In economics, an outcome is cost-benefit efficient if the utilities
of all the concerned individuals are taken into account in making the decision leading to the outcome.
The mayor decides to demolish a house in the suburb to extend his own drive way. The benefit to the mayor is marginal, but the cost to the family that is put out of doors is much greater. Therefore this outcome is NOT cost-benefit efficient
Now, the mayor decides to demolish the house in the suburb inorder to allow a bypass that would save millions of drivers a lot time in getting to work. The total utility of the benefit the drivers would get is much greater than that of the cost bore by the family (or at least we assume so). Therefore, this outcome IS cost-benefit efficient.
The median voter theorem
is NOT cost-benefit efficient.
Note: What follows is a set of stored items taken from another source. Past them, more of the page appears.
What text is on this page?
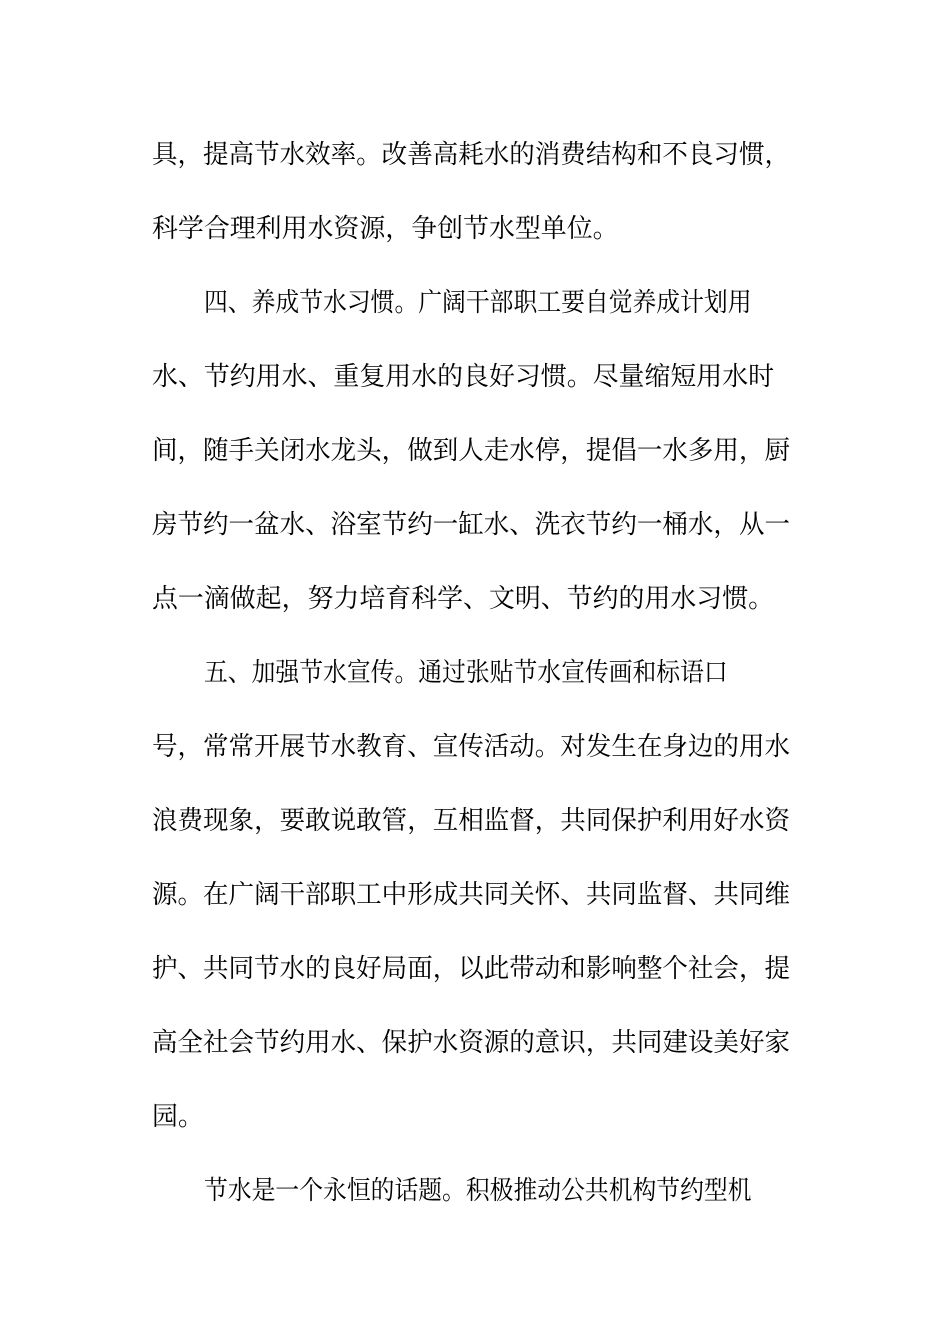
具，提高节水效率。改善高耗水的消费结构和不良习惯，
科学合理利用水资源，争创节水型单位。
四、养成节水习惯。广阔干部职工要自觉养成计划用
水、节约用水、重复用水的良好习惯。尽量缩短用水时
间，随手关闭水龙头，做到人走水停，提倡一水多用，厨
房节约一盆水、浴室节约一缸水、洗衣节约一桶水，从一
点一滴做起，努力培育科学、文明、节约的用水习惯。
五、加强节水宣传。通过张贴节水宣传画和标语口
号，常常开展节水教育、宣传活动。对发生在身边的用水
浪费现象，要敢说敢管，互相监督，共同保护利用好水资
源。在广阔干部职工中形成共同关怀、共同监督、共同维
护、共同节水的良好局面，以此带动和影响整个社会，提
高全社会节约用水、保护水资源的意识，共同建设美好家
园。
节水是一个永恒的话题。积极推动公共机构节约型机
To illustrate, consider the following:
- There are three voters (denoted A, B, C) each with $100 dollars, and each would vote for an issue which is to his/her benefit and against one that is to his/her detriment.
- An issue is brought up: Divide C's $100 and give $20 to A give $20 to B and burn the other $60.
- A will vote 'Yes', B will vote 'Yes', C will vote 'No'. Therefore the motion will be passed.
But note the outcome is not cost-benefit efficient. The gains to A and B is $40, but the loss to C is $100.